Article on Trade Liberalisation by John Denton in the AFR

19 September 2013

Opinion article by John W.H. Denton, Partner and Chief Executive Officer, Corrs Chambers Westgarth published in The Australian Financial Review on 19 September 2013.

The incoming government’s commitment to injecting a measure of pragmatism into our key trade negotiations is a welcome step into what is the Asian Century.

The quicker we can conclude free trade agreements with our largest trading partners, the sooner we will benefit from increased access for Australian goods, services and investment to some of the world’s biggest markets.

In its Action Plan for Enduring Prosperity, the Business Council of Australia highlighted the importance of deeper global economic engagement to national prosperity and living standards.

Make no mistake – trade matters.

One in five Australian jobs is related to trade. And numerous international studies have shown trade liberalisation is a strong engine for job creation and higher wages.

Australia is currently engaged in a complex web of nine different free trade negotiations, mainly focused in our region.

Separate trade talks with Japan, Korea and China, which started between 2005 and 2009, together represent a potential combined market of over 1.5 billion people and a GDP of US$15 trillion ($16 trillion). And the huge Trans-Pacific Partnership (TPP) Agreement negotiations bring together 12 countries in our broader region, accounting for nearly 40 per cent of global GDP and around 35 per cent of our total two-way trade.

There are major challenges in bringing these deals to a successful conclusion. But given our existing seven free trade agreements only cover 28 per cent of our total trade, we need to lift our game.

The incoming government’s flexible approach to including investor-state dispute settlement (ISDS) clauses in Australia’s negotiating position could be the impetus needed to get some of these negotiations over the line. ISDS provisions allow private companies to take dispute settlement proceedings against foreign governments.

Australia’s previous refusal to even consider ISDS provisions in bilateral and regional trade agreements weakened our negotiating coin, and resulted in our experienced trade negotiators from the Department of Foreign Affairs and Trade having one arm tied behind their backs as they sat across from their counterparts in Seoul, Tokyo and other regional capitals trying to conclude the “noodle bowl” of separate free trade agreements.

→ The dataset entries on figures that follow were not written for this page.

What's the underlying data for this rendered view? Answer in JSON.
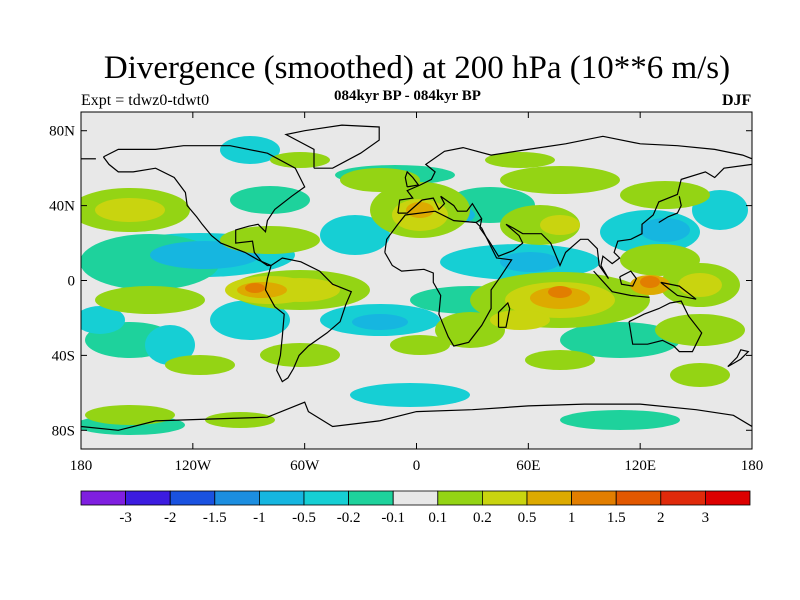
{
  "title": "Divergence (smoothed) at 200 hPa (10**6 m/s)",
  "subtitle": "084kyr BP - 084kyr BP",
  "experiment": "Expt = tdwz0-tdwt0",
  "season": "DJF",
  "y_axis_ticks": [
    "80N",
    "40N",
    "0",
    "40S",
    "80S"
  ],
  "x_axis_ticks": [
    "180",
    "120W",
    "60W",
    "0",
    "60E",
    "120E",
    "180"
  ],
  "colorbar": {
    "labels": [
      "-3",
      "-2",
      "-1.5",
      "-1",
      "-0.5",
      "-0.2",
      "-0.1",
      "0.1",
      "0.2",
      "0.5",
      "1",
      "1.5",
      "2",
      "3"
    ],
    "colors": [
      "#7f1fe0",
      "#3c1ce0",
      "#1a52e0",
      "#1c8ee0",
      "#16b6e0",
      "#16cfd4",
      "#1ed29c",
      "#e8e8e8",
      "#94d414",
      "#c9d40f",
      "#ddaa00",
      "#e27e00",
      "#e25800",
      "#e02a0a",
      "#dd0000"
    ]
  }
}
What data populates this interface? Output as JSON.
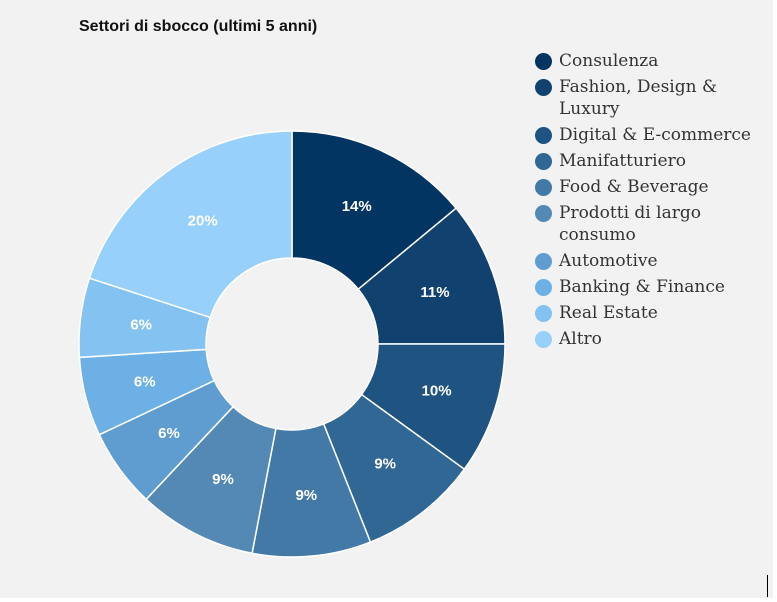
{
  "chart_data": {
    "type": "pie",
    "variant": "donut",
    "title": "Settori di sbocco (ultimi 5 anni)",
    "legend_position": "right",
    "slices": [
      {
        "label": "Consulenza",
        "value": 14,
        "display": "14%",
        "color": "#033563"
      },
      {
        "label": "Fashion, Design & Luxury",
        "value": 11,
        "display": "11%",
        "color": "#11426f"
      },
      {
        "label": "Digital & E-commerce",
        "value": 10,
        "display": "10%",
        "color": "#1e5382"
      },
      {
        "label": "Manifatturiero",
        "value": 9,
        "display": "9%",
        "color": "#316795"
      },
      {
        "label": "Food & Beverage",
        "value": 9,
        "display": "9%",
        "color": "#4279a6"
      },
      {
        "label": "Prodotti di largo consumo",
        "value": 9,
        "display": "9%",
        "color": "#5489b5"
      },
      {
        "label": "Automotive",
        "value": 6,
        "display": "6%",
        "color": "#5f9dd0"
      },
      {
        "label": "Banking & Finance",
        "value": 6,
        "display": "6%",
        "color": "#6db0e5"
      },
      {
        "label": "Real Estate",
        "value": 6,
        "display": "6%",
        "color": "#84c2f2"
      },
      {
        "label": "Altro",
        "value": 20,
        "display": "20%",
        "color": "#97d0fb"
      }
    ]
  },
  "legend_labels": {
    "consulenza": "Consulenza",
    "fashion_line1": "Fashion, Design &",
    "fashion_line2": "Luxury",
    "digital": "Digital & E-commerce",
    "manifatturiero": "Manifatturiero",
    "food": "Food & Beverage",
    "prodotti_line1": "Prodotti di largo",
    "prodotti_line2": "consumo",
    "automotive": "Automotive",
    "banking": "Banking & Finance",
    "real_estate": "Real Estate",
    "altro": "Altro"
  }
}
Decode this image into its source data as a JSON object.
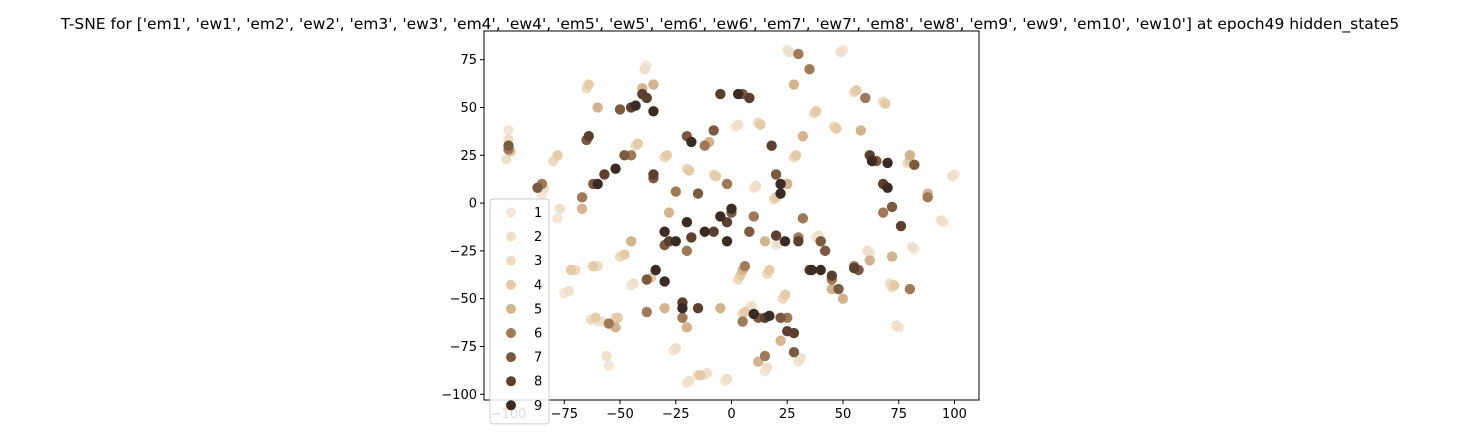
{
  "chart_data": {
    "type": "scatter",
    "title": "T-SNE for ['em1', 'ew1', 'em2', 'ew2', 'em3', 'ew3', 'em4', 'ew4', 'em5', 'ew5', 'em6', 'ew6', 'em7', 'ew7', 'em8', 'ew8', 'em9', 'ew9', 'em10', 'ew10'] at epoch49 hidden_state5",
    "xlabel": "",
    "ylabel": "",
    "xlim": [
      -111,
      111
    ],
    "ylim": [
      -103,
      90
    ],
    "xticks": [
      -100,
      -75,
      -50,
      -25,
      0,
      25,
      50,
      75,
      100
    ],
    "yticks": [
      -100,
      -75,
      -50,
      -25,
      0,
      25,
      50,
      75
    ],
    "grid": false,
    "legend_position": "lower-left",
    "series": [
      {
        "name": "1",
        "color": "#f3e6d8",
        "points": [
          [
            -100,
            38
          ],
          [
            -98,
            -20
          ],
          [
            -85,
            5
          ],
          [
            -78,
            -8
          ],
          [
            -75,
            -47
          ],
          [
            -60,
            -62
          ],
          [
            -55,
            -85
          ],
          [
            -38,
            72
          ],
          [
            -26,
            -77
          ],
          [
            -20,
            -94
          ],
          [
            -12,
            -90
          ],
          [
            -3,
            -93
          ],
          [
            2,
            40
          ],
          [
            10,
            8
          ],
          [
            15,
            -88
          ],
          [
            25,
            80
          ],
          [
            30,
            -83
          ],
          [
            38,
            -18
          ],
          [
            50,
            80
          ],
          [
            62,
            -26
          ],
          [
            72,
            -43
          ],
          [
            75,
            -65
          ],
          [
            82,
            -24
          ],
          [
            95,
            -10
          ],
          [
            100,
            15
          ],
          [
            -45,
            -43
          ],
          [
            8,
            -55
          ],
          [
            20,
            -22
          ]
        ]
      },
      {
        "name": "2",
        "color": "#efe0cd",
        "points": [
          [
            -101,
            23
          ],
          [
            -95,
            -22
          ],
          [
            -84,
            8
          ],
          [
            -77,
            -3
          ],
          [
            -73,
            -46
          ],
          [
            -58,
            -62
          ],
          [
            -56,
            -80
          ],
          [
            -39,
            70
          ],
          [
            -25,
            -76
          ],
          [
            -19,
            -93
          ],
          [
            -11,
            -89
          ],
          [
            -2,
            -92
          ],
          [
            3,
            41
          ],
          [
            11,
            9
          ],
          [
            16,
            -86
          ],
          [
            26,
            79
          ],
          [
            31,
            -81
          ],
          [
            39,
            -17
          ],
          [
            49,
            79
          ],
          [
            61,
            -25
          ],
          [
            71,
            -42
          ],
          [
            74,
            -64
          ],
          [
            81,
            -23
          ],
          [
            94,
            -9
          ],
          [
            99,
            14
          ],
          [
            -44,
            -42
          ],
          [
            9,
            -54
          ],
          [
            21,
            -21
          ]
        ]
      },
      {
        "name": "3",
        "color": "#efdcc0",
        "points": [
          [
            -100,
            33
          ],
          [
            -80,
            22
          ],
          [
            -70,
            -35
          ],
          [
            -65,
            60
          ],
          [
            -60,
            -33
          ],
          [
            -52,
            -60
          ],
          [
            -43,
            30
          ],
          [
            -30,
            24
          ],
          [
            -20,
            18
          ],
          [
            -8,
            15
          ],
          [
            3,
            -40
          ],
          [
            12,
            42
          ],
          [
            16,
            -37
          ],
          [
            19,
            2
          ],
          [
            28,
            24
          ],
          [
            37,
            47
          ],
          [
            46,
            40
          ],
          [
            55,
            58
          ],
          [
            68,
            53
          ],
          [
            72,
            -44
          ],
          [
            79,
            21
          ],
          [
            -63,
            -61
          ],
          [
            -50,
            -28
          ],
          [
            -38,
            -40
          ],
          [
            -15,
            -90
          ],
          [
            23,
            -50
          ],
          [
            5,
            -58
          ]
        ]
      },
      {
        "name": "4",
        "color": "#e4cba9",
        "points": [
          [
            -99,
            27
          ],
          [
            -78,
            25
          ],
          [
            -72,
            -35
          ],
          [
            -64,
            62
          ],
          [
            -62,
            -33
          ],
          [
            -51,
            -60
          ],
          [
            -42,
            31
          ],
          [
            -29,
            25
          ],
          [
            -19,
            17
          ],
          [
            -7,
            14
          ],
          [
            4,
            -38
          ],
          [
            13,
            41
          ],
          [
            17,
            -35
          ],
          [
            20,
            3
          ],
          [
            29,
            25
          ],
          [
            38,
            48
          ],
          [
            47,
            39
          ],
          [
            56,
            59
          ],
          [
            69,
            52
          ],
          [
            73,
            -43
          ],
          [
            80,
            22
          ],
          [
            -61,
            -60
          ],
          [
            -48,
            -27
          ],
          [
            -36,
            -39
          ],
          [
            -14,
            -90
          ],
          [
            24,
            -48
          ],
          [
            6,
            -57
          ]
        ]
      },
      {
        "name": "5",
        "color": "#d3b48e",
        "points": [
          [
            -60,
            50
          ],
          [
            -52,
            -65
          ],
          [
            -35,
            62
          ],
          [
            -30,
            -55
          ],
          [
            -20,
            -65
          ],
          [
            -5,
            -55
          ],
          [
            5,
            -35
          ],
          [
            12,
            -83
          ],
          [
            22,
            -72
          ],
          [
            28,
            62
          ],
          [
            32,
            35
          ],
          [
            45,
            -45
          ],
          [
            58,
            38
          ],
          [
            72,
            -28
          ],
          [
            80,
            25
          ],
          [
            88,
            5
          ],
          [
            -45,
            -20
          ],
          [
            15,
            -20
          ],
          [
            -28,
            -5
          ],
          [
            40,
            -20
          ],
          [
            62,
            -30
          ],
          [
            -10,
            32
          ],
          [
            25,
            10
          ],
          [
            -40,
            60
          ],
          [
            -67,
            -3
          ],
          [
            50,
            -50
          ]
        ]
      },
      {
        "name": "6",
        "color": "#9e7a58",
        "points": [
          [
            -100,
            28
          ],
          [
            -85,
            10
          ],
          [
            -67,
            3
          ],
          [
            -55,
            -63
          ],
          [
            -38,
            -57
          ],
          [
            -22,
            -60
          ],
          [
            -12,
            30
          ],
          [
            -2,
            10
          ],
          [
            6,
            -33
          ],
          [
            15,
            -80
          ],
          [
            25,
            -60
          ],
          [
            30,
            78
          ],
          [
            35,
            70
          ],
          [
            45,
            -40
          ],
          [
            60,
            55
          ],
          [
            68,
            -5
          ],
          [
            80,
            -45
          ],
          [
            88,
            3
          ],
          [
            32,
            -8
          ],
          [
            5,
            -62
          ],
          [
            -20,
            -25
          ],
          [
            -45,
            25
          ],
          [
            30,
            -18
          ],
          [
            55,
            -33
          ],
          [
            -25,
            6
          ],
          [
            10,
            -7
          ]
        ]
      },
      {
        "name": "7",
        "color": "#7a5a40",
        "points": [
          [
            -100,
            30
          ],
          [
            -87,
            8
          ],
          [
            -65,
            33
          ],
          [
            -62,
            10
          ],
          [
            -48,
            25
          ],
          [
            -38,
            -40
          ],
          [
            -35,
            13
          ],
          [
            -20,
            35
          ],
          [
            -15,
            5
          ],
          [
            -8,
            38
          ],
          [
            0,
            -5
          ],
          [
            8,
            -15
          ],
          [
            12,
            -60
          ],
          [
            22,
            -60
          ],
          [
            28,
            -78
          ],
          [
            40,
            -20
          ],
          [
            48,
            -45
          ],
          [
            57,
            -35
          ],
          [
            65,
            22
          ],
          [
            72,
            -2
          ],
          [
            82,
            20
          ],
          [
            20,
            15
          ],
          [
            -30,
            -22
          ],
          [
            -50,
            49
          ],
          [
            5,
            57
          ],
          [
            42,
            -25
          ]
        ]
      },
      {
        "name": "8",
        "color": "#5b4030",
        "points": [
          [
            -64,
            35
          ],
          [
            -57,
            15
          ],
          [
            -45,
            50
          ],
          [
            -40,
            57
          ],
          [
            -38,
            55
          ],
          [
            -28,
            -20
          ],
          [
            -22,
            -52
          ],
          [
            -18,
            -18
          ],
          [
            -15,
            -55
          ],
          [
            -8,
            -15
          ],
          [
            -2,
            -10
          ],
          [
            8,
            55
          ],
          [
            18,
            30
          ],
          [
            20,
            -17
          ],
          [
            28,
            -68
          ],
          [
            35,
            -35
          ],
          [
            45,
            -38
          ],
          [
            55,
            -34
          ],
          [
            62,
            25
          ],
          [
            68,
            10
          ],
          [
            76,
            -12
          ],
          [
            -5,
            57
          ],
          [
            15,
            -60
          ],
          [
            25,
            -67
          ],
          [
            -35,
            15
          ],
          [
            30,
            -20
          ]
        ]
      },
      {
        "name": "9",
        "color": "#3a2b24",
        "points": [
          [
            -60,
            10
          ],
          [
            -52,
            18
          ],
          [
            -43,
            51
          ],
          [
            -35,
            48
          ],
          [
            -30,
            -15
          ],
          [
            -30,
            -41
          ],
          [
            -25,
            -20
          ],
          [
            -22,
            -55
          ],
          [
            -18,
            32
          ],
          [
            -12,
            -15
          ],
          [
            -2,
            -20
          ],
          [
            0,
            -3
          ],
          [
            3,
            57
          ],
          [
            10,
            -58
          ],
          [
            17,
            -59
          ],
          [
            22,
            10
          ],
          [
            24,
            -20
          ],
          [
            36,
            -35
          ],
          [
            40,
            -35
          ],
          [
            63,
            22
          ],
          [
            70,
            21
          ],
          [
            70,
            8
          ],
          [
            -34,
            -35
          ],
          [
            22,
            5
          ],
          [
            -20,
            -10
          ],
          [
            -5,
            -7
          ]
        ]
      }
    ]
  }
}
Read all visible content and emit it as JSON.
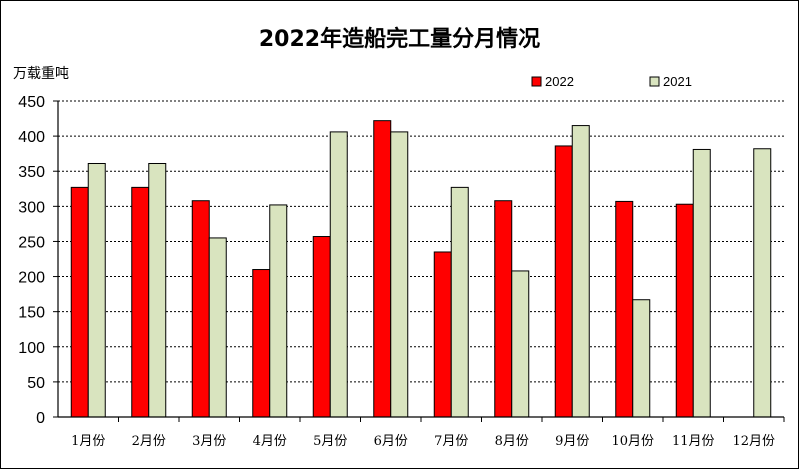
{
  "chart_data": {
    "type": "bar",
    "title": "2022年造船完工量分月情况",
    "ylabel": "万载重吨",
    "xlabel": "",
    "ylim": [
      0,
      450
    ],
    "yticks": [
      0,
      50,
      100,
      150,
      200,
      250,
      300,
      350,
      400,
      450
    ],
    "grid": "horizontal-dashed",
    "legend_position": "top-right",
    "categories": [
      "1月份",
      "2月份",
      "3月份",
      "4月份",
      "5月份",
      "6月份",
      "7月份",
      "8月份",
      "9月份",
      "10月份",
      "11月份",
      "12月份"
    ],
    "series": [
      {
        "name": "2022",
        "color": "#ff0000",
        "values": [
          327,
          327,
          308,
          210,
          257,
          422,
          235,
          308,
          386,
          307,
          303,
          null
        ]
      },
      {
        "name": "2021",
        "color": "#d9e4bf",
        "values": [
          361,
          361,
          255,
          302,
          406,
          406,
          327,
          208,
          415,
          167,
          381,
          382
        ]
      }
    ]
  }
}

In the face of this blockage, Australia’s exporters have increasingly been at a competitive disadvantage. In the Korean market, for example, Australian beef growers face a tariff rate five percentage points higher than US beef, due to preferential terms under the US–Korea FTA. Over the next decade or so, that gap will expand to a substantial 40 per cent difference. Our wine exporters face a 15 per cent disadvantage, as wine from the US, EU and Chile now enters Korea tariff free. And European services exporters are similarly benefiting from preferential access to the Korean market through the EU–Korea FTA. Trade negotiations are by their nature an exercise in give and take, and balancing risks versus benefits.

Australia needs a principled but pragmatic approach to trade negotiations, with the aim of achieving comprehensive, high-quality, WTO-consistent agreements. We should allow our negotiators to address the question of ISDS clauses on a case-by-case basis, with the negotiated outcome then considered by existing Parliamentary processes, with an eye to what is in the national interest.

The benefits for all of us are too important to ignore any longer.